Back in the late 1980s, my wife met a woman who was the friend of a friend. About a month later, the lady and her husband were having a get-together at their home and we were invited. There were about four or five couples there, and I was the only active-duty servicemember among the crowd.
After dinner, when I mentioned that I was a Marine, the hostess piped up that she was a Marine veteran herself.
“Really? How interesting,” I said, finding a kindred spirit. “What was your MOS?”
She was like a deer in the headlights, claimed that she wasn’t familiar with the acronym.
“You know, your Military Occupational Specialty? What did you do in the Corps?” I asked her.

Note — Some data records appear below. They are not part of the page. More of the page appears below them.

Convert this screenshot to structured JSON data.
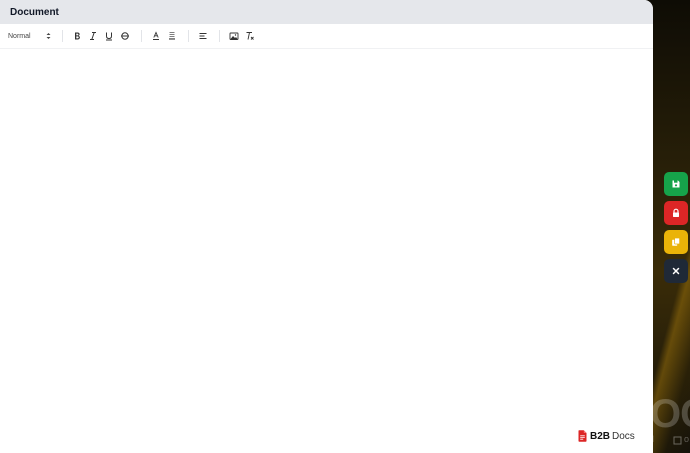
{
  "window": {
    "title": "Document"
  },
  "toolbar": {
    "heading_select": {
      "value": "Normal"
    },
    "buttons": [
      {
        "icon": "bold-icon"
      },
      {
        "icon": "italic-icon"
      },
      {
        "icon": "underline-icon"
      },
      {
        "icon": "strikethrough-icon"
      },
      {
        "icon": "text-color-icon"
      },
      {
        "icon": "highlight-icon"
      },
      {
        "icon": "align-icon"
      },
      {
        "icon": "image-icon"
      },
      {
        "icon": "clear-format-icon"
      }
    ]
  },
  "editor": {
    "content": ""
  },
  "brand": {
    "name": "B2B",
    "suffix": "Docs"
  },
  "side_actions": [
    {
      "icon": "save-icon",
      "color": "#16a34a"
    },
    {
      "icon": "lock-icon",
      "color": "#dc2626"
    },
    {
      "icon": "copy-icon",
      "color": "#eab308"
    },
    {
      "icon": "close-icon",
      "color": "#1f2937"
    }
  ],
  "background": {
    "big_text": "OC",
    "small_text": "l",
    "small_text_2": "o"
  }
}
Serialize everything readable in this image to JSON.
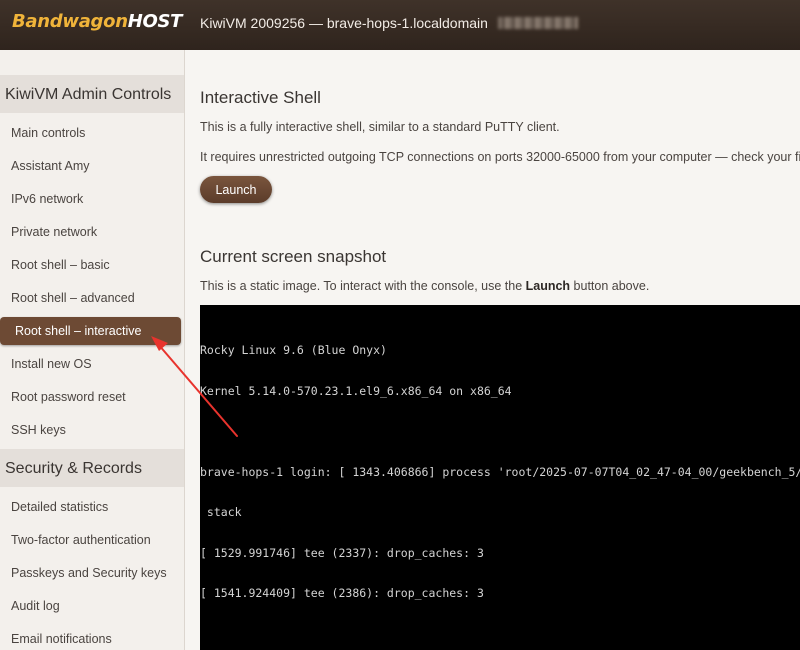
{
  "header": {
    "logo_part1": "Bandwagon",
    "logo_part2": "HOST",
    "vm_title": "KiwiVM 2009256 — brave-hops-1.localdomain"
  },
  "sidebar": {
    "section1": "KiwiVM Admin Controls",
    "items1": [
      "Main controls",
      "Assistant Amy",
      "IPv6 network",
      "Private network",
      "Root shell – basic",
      "Root shell – advanced",
      "Root shell – interactive",
      "Install new OS",
      "Root password reset",
      "SSH keys"
    ],
    "section2": "Security & Records",
    "items2": [
      "Detailed statistics",
      "Two-factor authentication",
      "Passkeys and Security keys",
      "Audit log",
      "Email notifications"
    ],
    "active_item": "Root shell – interactive"
  },
  "main": {
    "shell_heading": "Interactive Shell",
    "shell_desc": "This is a fully interactive shell, similar to a standard PuTTY client.",
    "shell_req": "It requires unrestricted outgoing TCP connections on ports 32000-65000 from your computer — check your firewall i",
    "launch_label": "Launch",
    "snapshot_heading": "Current screen snapshot",
    "snapshot_desc_pre": "This is a static image. To interact with the console, use the ",
    "snapshot_desc_bold": "Launch",
    "snapshot_desc_post": " button above."
  },
  "console": {
    "lines": [
      "Rocky Linux 9.6 (Blue Onyx)",
      "Kernel 5.14.0-570.23.1.el9_6.x86_64 on x86_64",
      "",
      "brave-hops-1 login: [ 1343.406866] process 'root/2025-07-07T04_02_47-04_00/geekbench_5/geek",
      " stack",
      "[ 1529.991746] tee (2337): drop_caches: 3",
      "[ 1541.924409] tee (2386): drop_caches: 3"
    ]
  },
  "colors": {
    "header_bg": "#35291f",
    "logo_orange": "#f0b43a",
    "active_item_bg": "#6d4a34",
    "button_bg": "#6a4733",
    "annotation_arrow": "#e8332d"
  }
}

“Oh, we didn’t call it that back then, maybe that’s new since I got out,” she explained. She was only about ten years older than I was, and the MOS system had been in place for about twenty to thirty years at that point, so I asked her when she had served. She said it was right after the Vietnam War. I know that April 1975 was when US military involvement ended there, so she would have been about ten to fifteen years off of active duty.
“All enlisted Marines have an MOS, some of us even have more than one. How is it that you . . . ?”
“Oh, I was an officer, not enlisted,” she said.
That’s different, I thought, and said, “I see, that’s why you didn’t have an enlisted MOS. So what did you do as an officer?”
She doubled down. “I was a nurse.” she said.
“Oh, so you were in the Navy.” I said.
“No, I was in the Marine Corps.” she answered.
Whoa, Nelly, I thought. “The Marine Corps doesn’t have nurses. Were you a Navy corpsman* who was assigned to a Marine base or to a Marine unit? Even so, that would have made you an enlisted sailor, not a Marine.”
“No,” she insisted, “I was a nurse in the Marine Corps.”
I replied, “The Marine Corps doesn’t have nurses and never has. It’s never had doctors or dentists or any other medical personnel or chaplains. The Marine Corps gets all of those people from the Navy, they’re assigned to the Marine Corps for temporary duty from a few weeks or months all the way up to three-year stints.” I told her.
She shrugged, “All I know is that I was never in the Navy, I was in the Marines.”
I looked toward her husband, who shrugged his shoulders. “I’m a civilian,” he said, “I don’t know anything about all that stuff. It was before I met her, and she’s always told me that’s what she did, so that’s all I know.”
I looked back at her and asked in what unit she had been. “I don’t remember, all I know is that I was a nurse in the Marine Corps,” she said defiantly.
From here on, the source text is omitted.